Friedrich Wilhelm IV (reigned 1840-61) also had grandiose plans, sketching out a two-kilometre-long Via Triumphalis and aiming, with Schinkel, Ludwig Persius and the landscape architect Peter Joseph Lenné, to turn Potsdam into a Gesamtkunstwerk (see above) with buildings blending seamlessly with the landscape. They built a belvedere and the Temple of Pomona, Roman baths, the Italianate Church of Peace (as a royal mausoleum), a pumping station disguised as a mosque, and most famously the Orangery (1851-64), based on the Villa d’Este at Tivoli, and the Charlottenhof.

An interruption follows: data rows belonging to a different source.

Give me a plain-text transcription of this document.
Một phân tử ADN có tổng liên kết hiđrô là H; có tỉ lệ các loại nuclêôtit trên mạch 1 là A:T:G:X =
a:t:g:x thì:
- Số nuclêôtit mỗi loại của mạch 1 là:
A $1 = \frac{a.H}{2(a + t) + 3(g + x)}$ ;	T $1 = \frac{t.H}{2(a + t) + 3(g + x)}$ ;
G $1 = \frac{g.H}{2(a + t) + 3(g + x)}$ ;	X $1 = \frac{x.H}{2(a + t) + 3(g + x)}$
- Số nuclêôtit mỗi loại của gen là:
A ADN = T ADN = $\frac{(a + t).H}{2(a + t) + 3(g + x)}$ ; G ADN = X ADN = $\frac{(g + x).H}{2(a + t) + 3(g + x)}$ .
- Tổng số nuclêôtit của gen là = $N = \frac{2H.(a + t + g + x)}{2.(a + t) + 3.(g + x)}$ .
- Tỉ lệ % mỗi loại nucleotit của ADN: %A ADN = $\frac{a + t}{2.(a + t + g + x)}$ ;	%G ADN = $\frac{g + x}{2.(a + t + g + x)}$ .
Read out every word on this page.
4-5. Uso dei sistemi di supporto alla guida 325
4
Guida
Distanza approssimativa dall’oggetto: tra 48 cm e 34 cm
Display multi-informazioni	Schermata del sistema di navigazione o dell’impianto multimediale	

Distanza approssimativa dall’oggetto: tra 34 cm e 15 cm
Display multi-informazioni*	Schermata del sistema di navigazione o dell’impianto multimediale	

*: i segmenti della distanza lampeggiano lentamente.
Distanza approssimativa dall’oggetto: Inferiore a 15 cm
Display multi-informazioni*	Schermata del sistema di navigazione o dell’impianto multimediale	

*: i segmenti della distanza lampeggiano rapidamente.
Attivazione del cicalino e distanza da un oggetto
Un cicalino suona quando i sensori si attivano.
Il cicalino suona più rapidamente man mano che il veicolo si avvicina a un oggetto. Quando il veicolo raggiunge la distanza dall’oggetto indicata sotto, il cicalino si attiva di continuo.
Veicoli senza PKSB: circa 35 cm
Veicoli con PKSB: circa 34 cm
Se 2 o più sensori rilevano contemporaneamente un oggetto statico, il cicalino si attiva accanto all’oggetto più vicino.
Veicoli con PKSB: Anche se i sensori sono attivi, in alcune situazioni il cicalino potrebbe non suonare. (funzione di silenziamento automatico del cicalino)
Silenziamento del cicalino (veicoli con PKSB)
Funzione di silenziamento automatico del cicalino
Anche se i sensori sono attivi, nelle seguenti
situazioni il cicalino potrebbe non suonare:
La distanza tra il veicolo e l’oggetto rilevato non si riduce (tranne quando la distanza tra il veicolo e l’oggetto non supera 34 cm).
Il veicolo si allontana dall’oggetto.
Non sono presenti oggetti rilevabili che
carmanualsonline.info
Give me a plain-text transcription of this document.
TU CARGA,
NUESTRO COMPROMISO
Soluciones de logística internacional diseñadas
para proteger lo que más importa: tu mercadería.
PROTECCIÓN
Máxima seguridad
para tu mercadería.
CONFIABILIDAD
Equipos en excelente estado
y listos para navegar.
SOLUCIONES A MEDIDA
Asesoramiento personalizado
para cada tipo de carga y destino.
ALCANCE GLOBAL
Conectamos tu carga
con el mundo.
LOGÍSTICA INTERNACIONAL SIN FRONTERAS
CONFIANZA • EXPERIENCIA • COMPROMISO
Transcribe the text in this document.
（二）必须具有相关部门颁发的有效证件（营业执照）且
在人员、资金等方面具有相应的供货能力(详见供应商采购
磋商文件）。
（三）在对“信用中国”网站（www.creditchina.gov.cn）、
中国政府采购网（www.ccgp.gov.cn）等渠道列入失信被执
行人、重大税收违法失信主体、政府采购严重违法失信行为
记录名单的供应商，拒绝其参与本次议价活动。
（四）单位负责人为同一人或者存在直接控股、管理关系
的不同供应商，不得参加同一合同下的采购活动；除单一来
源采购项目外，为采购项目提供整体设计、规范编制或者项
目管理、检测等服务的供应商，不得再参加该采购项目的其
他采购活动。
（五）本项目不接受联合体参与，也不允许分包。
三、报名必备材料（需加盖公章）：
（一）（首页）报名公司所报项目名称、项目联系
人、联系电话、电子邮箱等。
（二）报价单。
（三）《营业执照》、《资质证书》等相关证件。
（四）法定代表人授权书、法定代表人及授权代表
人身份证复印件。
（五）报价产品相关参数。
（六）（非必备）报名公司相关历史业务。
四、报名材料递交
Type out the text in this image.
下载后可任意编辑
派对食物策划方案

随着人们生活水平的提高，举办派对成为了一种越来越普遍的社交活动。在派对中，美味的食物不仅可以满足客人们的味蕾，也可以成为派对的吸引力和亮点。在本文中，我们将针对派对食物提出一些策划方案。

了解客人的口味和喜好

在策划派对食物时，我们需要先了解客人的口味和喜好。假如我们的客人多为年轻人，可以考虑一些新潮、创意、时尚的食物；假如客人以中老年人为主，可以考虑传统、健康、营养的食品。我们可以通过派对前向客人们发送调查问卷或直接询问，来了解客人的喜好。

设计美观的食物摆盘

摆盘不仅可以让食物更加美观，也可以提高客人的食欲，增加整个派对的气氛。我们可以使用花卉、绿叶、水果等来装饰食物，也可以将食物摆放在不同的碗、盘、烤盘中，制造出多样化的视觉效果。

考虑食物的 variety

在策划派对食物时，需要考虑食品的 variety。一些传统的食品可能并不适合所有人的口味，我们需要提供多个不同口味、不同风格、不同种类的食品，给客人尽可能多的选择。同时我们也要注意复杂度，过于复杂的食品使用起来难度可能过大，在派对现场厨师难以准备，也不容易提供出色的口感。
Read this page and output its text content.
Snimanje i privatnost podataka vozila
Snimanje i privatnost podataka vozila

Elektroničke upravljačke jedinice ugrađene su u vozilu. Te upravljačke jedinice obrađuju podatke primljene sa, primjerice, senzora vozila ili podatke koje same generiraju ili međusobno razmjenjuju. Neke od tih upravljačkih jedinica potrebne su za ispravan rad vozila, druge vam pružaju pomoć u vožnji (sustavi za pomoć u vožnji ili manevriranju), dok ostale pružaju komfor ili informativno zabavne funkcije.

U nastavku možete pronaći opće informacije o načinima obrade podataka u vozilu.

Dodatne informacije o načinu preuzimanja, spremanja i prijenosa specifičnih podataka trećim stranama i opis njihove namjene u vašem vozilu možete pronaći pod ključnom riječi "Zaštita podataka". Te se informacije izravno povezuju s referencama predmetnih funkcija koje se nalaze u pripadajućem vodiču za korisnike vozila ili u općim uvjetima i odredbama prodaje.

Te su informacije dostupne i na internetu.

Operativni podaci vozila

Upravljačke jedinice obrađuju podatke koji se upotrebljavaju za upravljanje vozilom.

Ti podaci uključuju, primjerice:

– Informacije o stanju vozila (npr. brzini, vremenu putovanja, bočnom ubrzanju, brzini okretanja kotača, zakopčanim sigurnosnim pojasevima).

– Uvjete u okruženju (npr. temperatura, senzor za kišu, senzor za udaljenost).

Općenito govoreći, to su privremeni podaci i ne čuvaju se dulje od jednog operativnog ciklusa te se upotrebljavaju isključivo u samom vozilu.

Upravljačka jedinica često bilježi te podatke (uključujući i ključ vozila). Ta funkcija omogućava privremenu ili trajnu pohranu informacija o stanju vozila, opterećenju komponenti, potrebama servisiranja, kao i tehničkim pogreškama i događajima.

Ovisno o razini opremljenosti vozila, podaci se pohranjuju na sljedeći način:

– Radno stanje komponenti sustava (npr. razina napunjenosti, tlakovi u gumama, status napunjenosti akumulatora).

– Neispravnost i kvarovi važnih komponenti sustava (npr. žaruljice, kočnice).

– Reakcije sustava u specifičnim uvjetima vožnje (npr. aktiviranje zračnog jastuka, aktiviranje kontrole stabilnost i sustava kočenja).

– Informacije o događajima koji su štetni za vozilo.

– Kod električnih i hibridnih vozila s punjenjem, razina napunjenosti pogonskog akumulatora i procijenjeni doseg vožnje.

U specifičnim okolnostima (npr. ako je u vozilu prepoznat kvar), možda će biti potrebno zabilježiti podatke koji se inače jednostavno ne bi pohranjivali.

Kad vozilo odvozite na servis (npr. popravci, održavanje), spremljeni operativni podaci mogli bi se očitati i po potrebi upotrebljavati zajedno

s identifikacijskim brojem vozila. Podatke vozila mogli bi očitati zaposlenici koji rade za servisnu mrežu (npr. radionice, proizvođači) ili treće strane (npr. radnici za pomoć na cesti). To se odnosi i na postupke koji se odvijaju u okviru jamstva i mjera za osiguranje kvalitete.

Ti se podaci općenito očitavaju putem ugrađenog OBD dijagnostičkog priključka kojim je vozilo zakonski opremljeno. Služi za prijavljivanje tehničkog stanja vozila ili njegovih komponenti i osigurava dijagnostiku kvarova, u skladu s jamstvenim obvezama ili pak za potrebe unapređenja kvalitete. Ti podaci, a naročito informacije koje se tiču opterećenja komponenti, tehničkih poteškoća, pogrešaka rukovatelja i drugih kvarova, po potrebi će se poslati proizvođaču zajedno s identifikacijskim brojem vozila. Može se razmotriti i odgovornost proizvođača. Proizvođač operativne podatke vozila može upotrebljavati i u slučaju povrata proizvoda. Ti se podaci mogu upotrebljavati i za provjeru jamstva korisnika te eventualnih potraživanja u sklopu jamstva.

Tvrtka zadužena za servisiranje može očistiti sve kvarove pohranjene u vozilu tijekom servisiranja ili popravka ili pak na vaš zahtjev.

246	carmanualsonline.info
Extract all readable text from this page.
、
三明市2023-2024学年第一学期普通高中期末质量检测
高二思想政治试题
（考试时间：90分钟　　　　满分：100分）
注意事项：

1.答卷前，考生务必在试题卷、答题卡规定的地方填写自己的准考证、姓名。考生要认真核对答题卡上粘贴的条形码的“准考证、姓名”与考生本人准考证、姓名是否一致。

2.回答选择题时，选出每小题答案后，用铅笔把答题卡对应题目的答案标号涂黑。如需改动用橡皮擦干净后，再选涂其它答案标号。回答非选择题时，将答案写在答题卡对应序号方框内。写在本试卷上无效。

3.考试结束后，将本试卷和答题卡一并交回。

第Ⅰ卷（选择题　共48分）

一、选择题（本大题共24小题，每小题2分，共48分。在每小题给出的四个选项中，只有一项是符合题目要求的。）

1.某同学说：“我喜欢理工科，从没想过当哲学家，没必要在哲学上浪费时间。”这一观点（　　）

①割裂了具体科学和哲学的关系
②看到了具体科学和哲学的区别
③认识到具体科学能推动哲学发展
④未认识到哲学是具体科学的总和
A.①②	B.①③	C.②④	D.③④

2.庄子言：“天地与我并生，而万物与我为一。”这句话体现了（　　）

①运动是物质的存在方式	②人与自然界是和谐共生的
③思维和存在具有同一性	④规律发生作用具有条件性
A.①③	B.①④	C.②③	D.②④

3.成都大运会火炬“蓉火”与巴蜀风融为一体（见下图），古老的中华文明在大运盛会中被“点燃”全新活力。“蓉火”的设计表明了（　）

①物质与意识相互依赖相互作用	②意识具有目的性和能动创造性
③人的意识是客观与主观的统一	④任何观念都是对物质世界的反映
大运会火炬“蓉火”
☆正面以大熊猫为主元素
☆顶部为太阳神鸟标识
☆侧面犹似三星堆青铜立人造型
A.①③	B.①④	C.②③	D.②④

I don’t remember much of my first visit, in about 1990, except for the cute and very photographable red squirrels in the park (I enjoyed the urban red squirrels in Berlin on this most recent visit); this time the highlight was the Picture Gallery, next to Sanssouci Palace, built for Friedrich II in 1755-63, essentially one large hall, all white and gold with marble taken from Roman ruins. Two or three rows of paintings hang facing south, with some glare, and organised by schools (ie countries), which was a new idea at the time. There are a lot by Rubens (and school of and workshop of Rubens, and The Battle of Hercules & the Amazons, by Rubens and Jan Brueghel the Elder), Caravaggio’s Doubting Thomas, a striking Lievens (Man in Oriental Costume), and more by Flinck, de Gelder, Jordaens, van Honthorst, van Dyck, and a few Italians such as Procaccini, Bassano and Guido Reni. There are no Rembrandts now, although a couple were removed to the Altes Galerie in 1829. I entered at the top and emerged in the gardens below, although that may be a temporary response to Covid-19.
The city centre was heavily damaged in the closing days of World War II, and was then subjected to Soviet-style town planning; now they seem to be ‘doing a Dresden’ and trying to rebuild it as it was, at least on the surface. The rebuilt City Palace (built in 1763-9) now houses the state parliament, and the Barberini Palace next door (1771-2) reopened in 2017, putting on temporary art exhibitions, based on the Impressionist collection of Hasso Plattner, co-founder of the software company SAP. In the Old Town Hall (1753-5), the Potsdam Museum offers free entry to its history galleries on the top floor (and paid entry to art exhibitions downstairs) – it’s not entirely clear on the development of the royal palaces and parks, but is strong on the twentieth century in particular (in German and English). There are also film and natural history museums in Potsdam, among others.